Pierre Ducharme, OFM
Joyeux Noël ! Ces mots évoquent une histoire merveilleuse, tragique et héroïque. C’est l’histoire de la naissance d’un leader, d’une autorité infaillible, profondément humble, miséricordieux, qui a une vision universelle de sa mission. Entre rejet et salut, des opposés en tension constante, il œuvre pour la gloire de Dieu et la justice pour les pauvres. Noël, en définitive, est Bonne Nouvelle.
Noël raconte une histoire qui touche les cœurs. Joseph et Marie, avec leur enfant à naître, tentent d’échapper au massacre planifié par Hérode. Mais ils ne trouvent pas de place à l’auberge ni nulle part ailleurs. Jésus naît dehors, dans une mangeoire. Noël raconte l’histoire d’une Incarnation. Dieu devient humain dans un monde désormais si inhumain. La justice est enfin annoncée.
Noël serait une charmante histoire si tout cela n’était pas si réel. Ce que vit la famille de Jésus n’est pas pire que les épreuves de ces gens qui fuient ou subissent aujourd’hui la violence à Gaza, en Ukraine, en Afghanistan, en Érythrée, au Nicaragua, au Venezuela, au Myanmar et dans tant d’autres pays. Mais, Dieu soit loué, les réfugiés d’aujourd’hui sont accueillis dans des terres plus sûres. Mais est-ce vraiment le cas ?
Selon l’Agence des Nations unies pour les réfugiés (UNHCR), seulement cinq pays (l’Iran, la Turquie, l’Allemagne, la Colombie et l’Ouganda) accueillent actuellement un tiers des réfugiés identifiés dans le monde. Le nombre de réfugiés accueillis en Amérique du Nord est tellement bas que son impact semble insignifiant.
Après la récente élection présidentielle américaine, dont le vainqueur a promis une expulsion record de réfugiés, le gouvernement canadien a annoncé la suspension temporaire de tous les parrainages privés de réfugiés jusqu’en 2026. Selon l’UNHCR, le Canada est le seul pays au monde à disposer d’un programme permanent de parrainage privé de réfugiés. Mis en place dans les années 1970 pour venir en aide aux « réfugiés de la mer » vietnamiens, ce programme canadien a accueilli un peu plus de 300 000 nouveaux arrivants en 45 ans. Grâce au soutien de particuliers, comme mes parents à l’époque, d’églises, d’organisations caritatives et de quelques franciscains dévoués, le Canada a pu accueillir et intégrer rapidement et efficacement de nombreuses familles de réfugiés. Combien de nos amis et voisins sont arrivés au Canada alors qu’ils étaient enfants, ont grandi et n’ont connu d’autre foyer que celui que leurs parents avaient trouvé pour eux ici ! La nation canadienne n’aurait en fait que peu de raisons de se distinguer, si ce n’était de son historique d’accueil des migrants – souvent par le biais de parrainages privés.
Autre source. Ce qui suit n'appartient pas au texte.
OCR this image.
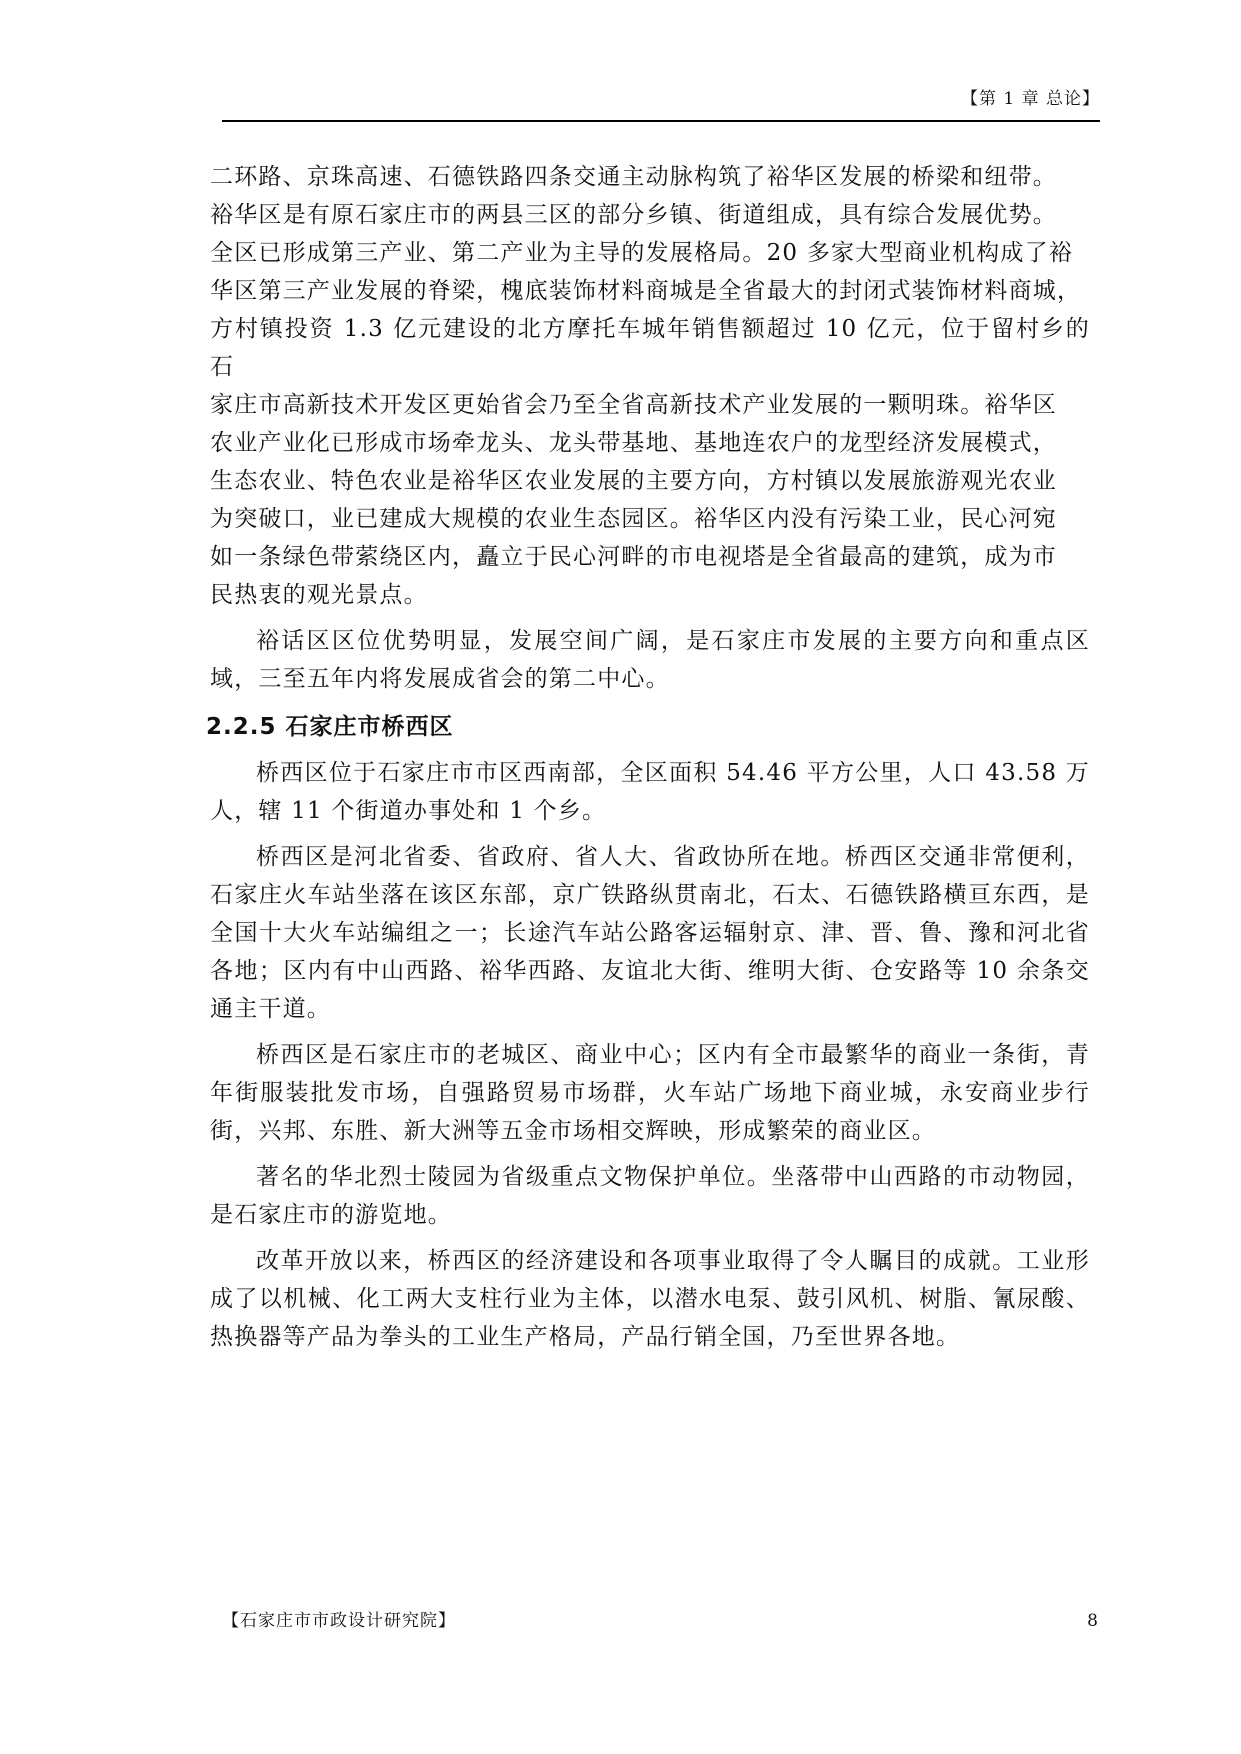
【第 1 章 总论】
二环路、京珠高速、石德铁路四条交通主动脉构筑了裕华区发展的桥梁和纽带。
裕华区是有原石家庄市的两县三区的部分乡镇、街道组成，具有综合发展优势。
全区已形成第三产业、第二产业为主导的发展格局。20 多家大型商业机构成了裕
华区第三产业发展的脊梁，槐底装饰材料商城是全省最大的封闭式装饰材料商城，
方村镇投资 1.3 亿元建设的北方摩托车城年销售额超过 10 亿元，位于留村乡的石
家庄市高新技术开发区更始省会乃至全省高新技术产业发展的一颗明珠。裕华区
农业产业化已形成市场牵龙头、龙头带基地、基地连农户的龙型经济发展模式，
生态农业、特色农业是裕华区农业发展的主要方向，方村镇以发展旅游观光农业
为突破口，业已建成大规模的农业生态园区。裕华区内没有污染工业，民心河宛
如一条绿色带萦绕区内，矗立于民心河畔的市电视塔是全省最高的建筑，成为市
民热衷的观光景点。

裕话区区位优势明显，发展空间广阔，是石家庄市发展的主要方向和重点区域，三至五年内将发展成省会的第二中心。

2.2.5 石家庄市桥西区

桥西区位于石家庄市市区西南部，全区面积 54.46 平方公里，人口 43.58 万人，辖 11 个街道办事处和 1 个乡。

桥西区是河北省委、省政府、省人大、省政协所在地。桥西区交通非常便利，石家庄火车站坐落在该区东部，京广铁路纵贯南北，石太、石德铁路横亘东西，是全国十大火车站编组之一；长途汽车站公路客运辐射京、津、晋、鲁、豫和河北省各地；区内有中山西路、裕华西路、友谊北大街、维明大街、仓安路等 10 余条交通主干道。

桥西区是石家庄市的老城区、商业中心；区内有全市最繁华的商业一条街，青年街服装批发市场，自强路贸易市场群，火车站广场地下商业城，永安商业步行街，兴邦、东胜、新大洲等五金市场相交辉映，形成繁荣的商业区。

著名的华北烈士陵园为省级重点文物保护单位。坐落带中山西路的市动物园，是石家庄市的游览地。

改革开放以来，桥西区的经济建设和各项事业取得了令人瞩目的成就。工业形成了以机械、化工两大支柱行业为主体，以潜水电泵、鼓引风机、树脂、氰尿酸、热换器等产品为拳头的工业生产格局，产品行销全国，乃至世界各地。

【石家庄市市政设计研究院】	8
Alors, pourquoi fermer les frontières maintenant ? Peut-être pour les mêmes raisons qui ont poussé les habitants de Bethléem à garder leurs portes closes. Des peurs non fondées, engendrées par des histoires cruelles à propos de ceux et celles qui fuient. Ou peut-être parce qu’il est, comme toujours, beaucoup plus facile de fermer les portes que de les ouvrir. Récemment, une personne m’a affirmé que les immigrants seraient responsables de la crise des opioïdes et des problèmes de santé mentale qui sévissent actuellement au Canada. Or, tous les toxicomanes que je connais sont nés et ont grandi ici. Nombre d’entre eux ont été élevés dans des familles canadiennes aisées et bien établies. Les immigrants, quant à eux, remplissent les églises chaque semaine, insufflant à notre société désorientée et en quête de sens des habitudes constructives et un enthousiasme rafraîchissant qui fortifie les esprits et nourrit les âmes. Pour le bien de tous et de toutes, le Canada a besoin de l’immigration !
Ce qui menace le Canada, ce n’est pas le nouvel arrivant, mais notre cœur frileux et avare. Noël transforme les cœurs, à condition qu’on le laisse entrer. Le monde dans lequel le Christ est venu était froid et peu accueillant, mais notre Seigneur était rempli de courage et de détermination. L’anxiété qui sous-tend les politiques d’exclusion, et donc à courte vue, est sans fondement. Mais si Dieu a pu faire preuve d’autant d’audace, ces folies disparaîtront elles aussi. Le Réfugié pourra à nouveau être accueilli. Aujourd’hui, un Roi-Migrant courageux et généreux est né.